DAMASKUS - Bentrok antara pasukan keamanan Syria dan kelompok oposisi semakin serius dan sengit. Kemarin (22/2) pertempuran kembali pecah di Kota Homs, sekitar 162 kilometer utara Damaskus. Sehari setelah bentrok di kota itu yang merenggut sedikitnya 27 nyawa, militer yang loyal kepada rezim Presiden Bashar al-Assad menewaskan dua jurnalis asing.
Dua jurnalis itu tewas ketika pasukan Assad menghujani kawasan Baba Amr, wilayah tentara pembelot yang pro-oposisi di Homs, dengan roket. Keduanya diidentifikasi sebagai Marie Colvin dan Remi Ochlik. Colvin merupakan jurnalis Amerika Serikat (AS) yang bekerja untuk koran Inggris Sunday Times.
Sedangkan Ochlik adalah fotografer lepas asal Prancis. "Dua jurnalis Barat itu tewas saat roket menghantam rumah yang mereka tinggali," terang seorang aktivis oposisi yang menjadi saksi mata.
Dalam wawancara melalui telepon dengan Reuters, saksi mata yang merahasiakan namanya itu mengatakan bahwa dua jurnalis itu sempat melarikan diri. Saat tempat tinggal mereka porak-poranda diterjang roket, keduanya luput dari serangan. Tetapi, ketika mereka berusaha kabur, pasukan Assad kembali melepaskan tembakan roket yang mengenai tubuh mereka berdua.
Aktivis oposisi bernama Omar Shaker mengungkapkan bahwa hujan roket juga melukai tiga jurnalis asing lainnya. Menurut dia, pasukan Assad memang sengaja menyerang rumah yang menjadi tempat tinggal para jurnalis asing itu. Media center tersebut merupakan bangunan yang sengaja didirikan oposisi sebagai fasilitas bagi para jurnalis asing.
Kemarin, surat kabar Prancis Le Figaro membenarkan bahwa salah seorang dari tiga jurnalis asing yang terluka itu tercatat sebagai awak mereka. Edith Bouvier, reporter Le Figaro, luka pada bagian kakinya akibat serpihan roket.
"Sampai sekarang, media center masih menjadi sasaran serangan. Karena itu, kami kesulitan mengevakuasi jurnalis yang terluka," tutur Shaker.

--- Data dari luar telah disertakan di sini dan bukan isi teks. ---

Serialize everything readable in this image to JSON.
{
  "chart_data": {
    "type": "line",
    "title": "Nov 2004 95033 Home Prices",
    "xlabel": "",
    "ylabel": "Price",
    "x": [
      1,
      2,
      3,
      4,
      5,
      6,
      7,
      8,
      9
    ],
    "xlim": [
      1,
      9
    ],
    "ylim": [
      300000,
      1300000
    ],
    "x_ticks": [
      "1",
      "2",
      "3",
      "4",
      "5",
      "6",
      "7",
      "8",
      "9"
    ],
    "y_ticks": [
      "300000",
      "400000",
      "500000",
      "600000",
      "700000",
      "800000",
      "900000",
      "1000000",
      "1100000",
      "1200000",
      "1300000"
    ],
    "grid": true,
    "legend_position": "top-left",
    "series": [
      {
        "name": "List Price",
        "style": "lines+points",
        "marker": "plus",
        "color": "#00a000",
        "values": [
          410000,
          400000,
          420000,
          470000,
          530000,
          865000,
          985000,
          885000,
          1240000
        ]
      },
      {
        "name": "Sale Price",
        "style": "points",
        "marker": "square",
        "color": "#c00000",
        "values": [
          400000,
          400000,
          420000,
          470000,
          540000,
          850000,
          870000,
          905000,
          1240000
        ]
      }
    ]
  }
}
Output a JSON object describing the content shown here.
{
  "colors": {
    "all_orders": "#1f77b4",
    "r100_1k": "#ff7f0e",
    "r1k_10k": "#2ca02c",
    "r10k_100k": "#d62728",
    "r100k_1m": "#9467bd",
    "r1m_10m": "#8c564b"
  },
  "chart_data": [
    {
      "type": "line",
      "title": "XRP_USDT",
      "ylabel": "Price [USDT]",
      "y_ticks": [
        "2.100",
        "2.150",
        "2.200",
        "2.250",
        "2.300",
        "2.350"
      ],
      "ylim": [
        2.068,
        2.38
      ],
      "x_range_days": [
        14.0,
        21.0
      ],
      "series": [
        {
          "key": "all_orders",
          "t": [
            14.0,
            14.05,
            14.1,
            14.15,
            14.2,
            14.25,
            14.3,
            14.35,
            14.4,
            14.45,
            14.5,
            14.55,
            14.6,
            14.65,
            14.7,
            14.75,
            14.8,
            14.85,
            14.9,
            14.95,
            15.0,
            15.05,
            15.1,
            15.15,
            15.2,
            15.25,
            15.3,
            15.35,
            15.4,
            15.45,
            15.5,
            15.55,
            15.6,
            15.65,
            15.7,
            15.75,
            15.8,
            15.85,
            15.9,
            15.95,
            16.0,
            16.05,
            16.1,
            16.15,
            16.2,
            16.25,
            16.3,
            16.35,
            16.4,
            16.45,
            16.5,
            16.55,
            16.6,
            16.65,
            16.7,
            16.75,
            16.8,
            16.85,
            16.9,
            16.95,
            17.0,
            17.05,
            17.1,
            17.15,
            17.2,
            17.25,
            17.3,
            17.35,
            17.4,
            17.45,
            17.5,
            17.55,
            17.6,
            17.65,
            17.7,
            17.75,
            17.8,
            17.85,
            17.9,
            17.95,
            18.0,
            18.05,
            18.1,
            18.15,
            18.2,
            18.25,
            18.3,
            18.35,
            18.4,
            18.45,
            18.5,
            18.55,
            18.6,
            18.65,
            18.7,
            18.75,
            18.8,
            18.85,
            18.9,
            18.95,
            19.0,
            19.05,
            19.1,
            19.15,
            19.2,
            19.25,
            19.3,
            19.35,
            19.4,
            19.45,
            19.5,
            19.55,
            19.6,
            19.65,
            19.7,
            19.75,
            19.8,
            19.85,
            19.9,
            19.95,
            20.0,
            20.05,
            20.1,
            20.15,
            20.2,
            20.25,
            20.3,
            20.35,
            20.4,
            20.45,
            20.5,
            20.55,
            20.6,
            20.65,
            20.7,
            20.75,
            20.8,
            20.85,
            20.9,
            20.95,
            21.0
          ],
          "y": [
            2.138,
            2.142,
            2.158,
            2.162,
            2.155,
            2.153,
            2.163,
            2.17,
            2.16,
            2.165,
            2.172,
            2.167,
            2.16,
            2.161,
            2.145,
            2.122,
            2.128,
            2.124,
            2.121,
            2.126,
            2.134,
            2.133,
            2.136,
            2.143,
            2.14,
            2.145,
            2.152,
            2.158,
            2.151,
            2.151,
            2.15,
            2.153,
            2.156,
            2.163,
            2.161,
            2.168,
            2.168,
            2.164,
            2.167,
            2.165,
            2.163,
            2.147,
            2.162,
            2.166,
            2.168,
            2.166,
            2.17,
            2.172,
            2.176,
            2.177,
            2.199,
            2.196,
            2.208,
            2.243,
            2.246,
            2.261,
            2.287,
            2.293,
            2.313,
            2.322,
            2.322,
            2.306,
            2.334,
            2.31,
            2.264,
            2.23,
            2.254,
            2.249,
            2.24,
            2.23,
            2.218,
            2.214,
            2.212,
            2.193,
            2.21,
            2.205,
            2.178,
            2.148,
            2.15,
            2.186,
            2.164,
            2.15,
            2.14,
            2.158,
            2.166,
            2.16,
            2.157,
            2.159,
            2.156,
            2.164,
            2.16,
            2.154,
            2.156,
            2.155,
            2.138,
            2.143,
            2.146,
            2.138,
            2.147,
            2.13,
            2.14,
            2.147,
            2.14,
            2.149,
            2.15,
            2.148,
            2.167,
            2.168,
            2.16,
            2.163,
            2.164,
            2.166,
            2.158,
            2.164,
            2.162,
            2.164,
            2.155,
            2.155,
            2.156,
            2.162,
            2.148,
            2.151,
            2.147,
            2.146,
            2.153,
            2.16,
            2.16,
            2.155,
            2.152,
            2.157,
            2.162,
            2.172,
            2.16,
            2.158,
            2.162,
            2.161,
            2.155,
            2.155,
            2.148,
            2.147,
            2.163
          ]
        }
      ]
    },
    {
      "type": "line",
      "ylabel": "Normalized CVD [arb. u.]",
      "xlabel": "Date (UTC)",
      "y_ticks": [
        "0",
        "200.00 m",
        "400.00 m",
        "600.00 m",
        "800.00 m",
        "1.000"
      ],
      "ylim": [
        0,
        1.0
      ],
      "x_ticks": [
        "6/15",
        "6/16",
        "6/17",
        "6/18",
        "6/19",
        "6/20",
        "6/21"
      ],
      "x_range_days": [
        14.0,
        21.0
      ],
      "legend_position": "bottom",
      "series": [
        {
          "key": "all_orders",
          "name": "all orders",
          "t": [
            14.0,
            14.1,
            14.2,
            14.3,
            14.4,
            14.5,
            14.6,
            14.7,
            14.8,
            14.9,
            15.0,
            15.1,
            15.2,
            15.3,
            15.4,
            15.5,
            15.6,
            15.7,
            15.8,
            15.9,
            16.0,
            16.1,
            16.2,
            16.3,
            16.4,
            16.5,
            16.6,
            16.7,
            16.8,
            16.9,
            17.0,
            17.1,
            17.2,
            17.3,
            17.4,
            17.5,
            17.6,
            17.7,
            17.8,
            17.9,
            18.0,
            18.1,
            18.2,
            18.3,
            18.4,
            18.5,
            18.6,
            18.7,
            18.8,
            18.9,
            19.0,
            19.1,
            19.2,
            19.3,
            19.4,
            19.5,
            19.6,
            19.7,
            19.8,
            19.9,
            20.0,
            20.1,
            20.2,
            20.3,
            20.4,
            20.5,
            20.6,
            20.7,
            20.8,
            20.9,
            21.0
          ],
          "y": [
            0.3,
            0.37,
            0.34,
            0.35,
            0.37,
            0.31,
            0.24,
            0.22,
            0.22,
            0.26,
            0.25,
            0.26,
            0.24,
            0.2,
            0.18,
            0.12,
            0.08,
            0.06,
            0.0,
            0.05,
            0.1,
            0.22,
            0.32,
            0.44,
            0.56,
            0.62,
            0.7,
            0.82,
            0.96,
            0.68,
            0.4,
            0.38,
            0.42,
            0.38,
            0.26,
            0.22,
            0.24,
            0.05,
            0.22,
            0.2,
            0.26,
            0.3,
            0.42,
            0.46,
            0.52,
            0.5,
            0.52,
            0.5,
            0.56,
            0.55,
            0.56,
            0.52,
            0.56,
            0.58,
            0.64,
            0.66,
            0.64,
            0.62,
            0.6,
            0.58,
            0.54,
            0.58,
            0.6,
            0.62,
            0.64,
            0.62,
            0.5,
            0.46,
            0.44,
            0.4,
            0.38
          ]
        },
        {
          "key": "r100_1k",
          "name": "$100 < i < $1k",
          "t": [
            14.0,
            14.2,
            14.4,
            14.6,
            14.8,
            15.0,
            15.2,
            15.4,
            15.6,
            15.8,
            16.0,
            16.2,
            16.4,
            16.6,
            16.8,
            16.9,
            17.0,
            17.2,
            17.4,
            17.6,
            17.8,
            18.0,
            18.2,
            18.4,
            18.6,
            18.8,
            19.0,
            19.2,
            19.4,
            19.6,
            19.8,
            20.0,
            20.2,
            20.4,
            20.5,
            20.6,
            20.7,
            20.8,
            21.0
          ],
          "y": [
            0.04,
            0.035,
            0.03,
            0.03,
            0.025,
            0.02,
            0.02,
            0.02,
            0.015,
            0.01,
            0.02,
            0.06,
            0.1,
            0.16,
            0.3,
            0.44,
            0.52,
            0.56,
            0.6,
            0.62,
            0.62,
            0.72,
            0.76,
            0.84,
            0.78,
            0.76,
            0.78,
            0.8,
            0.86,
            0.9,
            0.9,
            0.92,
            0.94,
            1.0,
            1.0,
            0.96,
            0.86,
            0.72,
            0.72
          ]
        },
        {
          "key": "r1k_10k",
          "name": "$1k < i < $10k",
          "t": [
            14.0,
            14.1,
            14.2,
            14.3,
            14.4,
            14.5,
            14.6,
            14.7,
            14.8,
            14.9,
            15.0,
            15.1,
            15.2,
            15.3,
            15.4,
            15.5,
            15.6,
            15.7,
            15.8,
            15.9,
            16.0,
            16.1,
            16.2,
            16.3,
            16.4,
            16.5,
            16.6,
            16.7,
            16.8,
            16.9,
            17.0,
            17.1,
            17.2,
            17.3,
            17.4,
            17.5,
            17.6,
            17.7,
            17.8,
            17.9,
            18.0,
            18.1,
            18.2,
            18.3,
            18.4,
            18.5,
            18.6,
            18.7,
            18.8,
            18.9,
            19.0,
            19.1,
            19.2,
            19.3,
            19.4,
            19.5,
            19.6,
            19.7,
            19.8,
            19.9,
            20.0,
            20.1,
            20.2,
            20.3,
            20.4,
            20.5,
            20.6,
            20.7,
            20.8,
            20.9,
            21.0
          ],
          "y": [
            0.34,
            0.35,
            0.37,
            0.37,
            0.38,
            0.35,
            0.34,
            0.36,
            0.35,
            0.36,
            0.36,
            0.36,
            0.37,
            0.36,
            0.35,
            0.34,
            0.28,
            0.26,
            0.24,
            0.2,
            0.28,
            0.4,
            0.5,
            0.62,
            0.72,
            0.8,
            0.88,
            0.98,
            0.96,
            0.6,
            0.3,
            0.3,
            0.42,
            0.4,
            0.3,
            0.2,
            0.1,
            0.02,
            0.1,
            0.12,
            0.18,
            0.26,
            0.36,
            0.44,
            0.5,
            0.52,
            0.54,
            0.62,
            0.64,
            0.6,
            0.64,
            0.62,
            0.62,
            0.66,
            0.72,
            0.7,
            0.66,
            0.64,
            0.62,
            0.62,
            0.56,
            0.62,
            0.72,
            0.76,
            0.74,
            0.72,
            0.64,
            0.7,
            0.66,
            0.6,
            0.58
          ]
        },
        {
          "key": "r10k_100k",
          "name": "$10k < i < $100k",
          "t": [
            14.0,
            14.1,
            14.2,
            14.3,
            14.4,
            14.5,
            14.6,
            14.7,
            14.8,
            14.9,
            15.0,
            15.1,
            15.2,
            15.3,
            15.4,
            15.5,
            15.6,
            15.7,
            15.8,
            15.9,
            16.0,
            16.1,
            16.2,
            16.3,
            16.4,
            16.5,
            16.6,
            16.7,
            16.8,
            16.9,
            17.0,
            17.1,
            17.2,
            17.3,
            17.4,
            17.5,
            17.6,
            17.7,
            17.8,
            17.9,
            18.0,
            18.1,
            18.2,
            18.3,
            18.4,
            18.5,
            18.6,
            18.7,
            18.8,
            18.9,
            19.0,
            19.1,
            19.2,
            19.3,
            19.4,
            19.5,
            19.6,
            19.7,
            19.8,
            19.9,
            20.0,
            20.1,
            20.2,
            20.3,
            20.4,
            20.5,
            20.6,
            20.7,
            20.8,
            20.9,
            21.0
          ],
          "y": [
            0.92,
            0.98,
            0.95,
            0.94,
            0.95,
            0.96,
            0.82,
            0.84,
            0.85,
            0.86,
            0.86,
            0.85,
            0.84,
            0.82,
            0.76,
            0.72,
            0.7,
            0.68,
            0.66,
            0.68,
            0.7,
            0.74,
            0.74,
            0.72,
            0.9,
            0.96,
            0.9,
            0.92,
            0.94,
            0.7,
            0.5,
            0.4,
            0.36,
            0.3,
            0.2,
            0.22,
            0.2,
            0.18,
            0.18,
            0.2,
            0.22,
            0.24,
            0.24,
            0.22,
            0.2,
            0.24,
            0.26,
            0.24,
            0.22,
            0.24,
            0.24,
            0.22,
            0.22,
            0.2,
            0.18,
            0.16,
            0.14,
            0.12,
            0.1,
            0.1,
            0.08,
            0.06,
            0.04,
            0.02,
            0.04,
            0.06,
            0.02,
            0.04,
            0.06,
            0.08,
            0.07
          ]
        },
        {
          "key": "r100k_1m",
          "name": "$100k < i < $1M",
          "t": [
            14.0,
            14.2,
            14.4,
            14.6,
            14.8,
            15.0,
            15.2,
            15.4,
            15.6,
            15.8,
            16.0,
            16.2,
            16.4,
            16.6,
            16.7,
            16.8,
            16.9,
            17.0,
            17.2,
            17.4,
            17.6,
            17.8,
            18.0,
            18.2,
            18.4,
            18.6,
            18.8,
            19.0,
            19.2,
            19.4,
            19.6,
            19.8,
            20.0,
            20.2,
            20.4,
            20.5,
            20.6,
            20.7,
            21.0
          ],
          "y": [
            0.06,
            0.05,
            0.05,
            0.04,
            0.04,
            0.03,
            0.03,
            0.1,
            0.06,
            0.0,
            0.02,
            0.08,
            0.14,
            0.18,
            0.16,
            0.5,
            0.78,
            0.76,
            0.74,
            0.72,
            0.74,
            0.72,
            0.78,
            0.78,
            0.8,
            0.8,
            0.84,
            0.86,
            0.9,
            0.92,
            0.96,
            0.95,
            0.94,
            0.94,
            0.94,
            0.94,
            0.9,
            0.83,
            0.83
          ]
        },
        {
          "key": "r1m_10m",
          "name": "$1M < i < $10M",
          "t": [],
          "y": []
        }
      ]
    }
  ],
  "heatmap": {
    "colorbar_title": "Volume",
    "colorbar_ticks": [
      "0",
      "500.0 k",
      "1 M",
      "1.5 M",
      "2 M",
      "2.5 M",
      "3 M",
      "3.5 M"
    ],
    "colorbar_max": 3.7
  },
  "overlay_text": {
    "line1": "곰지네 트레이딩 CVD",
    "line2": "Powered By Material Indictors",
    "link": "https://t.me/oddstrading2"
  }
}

Menteri Kebudayaan Prancis Frederic Mitterrand juga membenarkan kematian Ochlik di Syria kemarin. Dia pun berharap rezim Assad memberikan akses bagi Prancis guna mengevakuasi jenazah warganya itu dan membawa pulang jurnalis lain yang luka. Presiden Prancis Nicolas Sarkozy pun bereaksi atas insiden tersebut. ’’Kematian jurnalis ini menunjukkan bahwa rezim (Assad) memang sudah harus berakhir,’’ tegas Sarkozy.
Serangan pada hari ke-19 atas Kota Homs kemarin juga menewaskan sedikitnya 13 warga sipil. Tidak ingin jatuh lebih banyak korban warga sipil, aktivis mendesak Assad mengizinkan anak-anak dan perempuan meninggalkan kota tersebut. Namun, Assad mengabaikan permintaan oposisi dan justru mengerahkan lebih banyak pasukan ke Homs sejak Selasa lalu (21/2).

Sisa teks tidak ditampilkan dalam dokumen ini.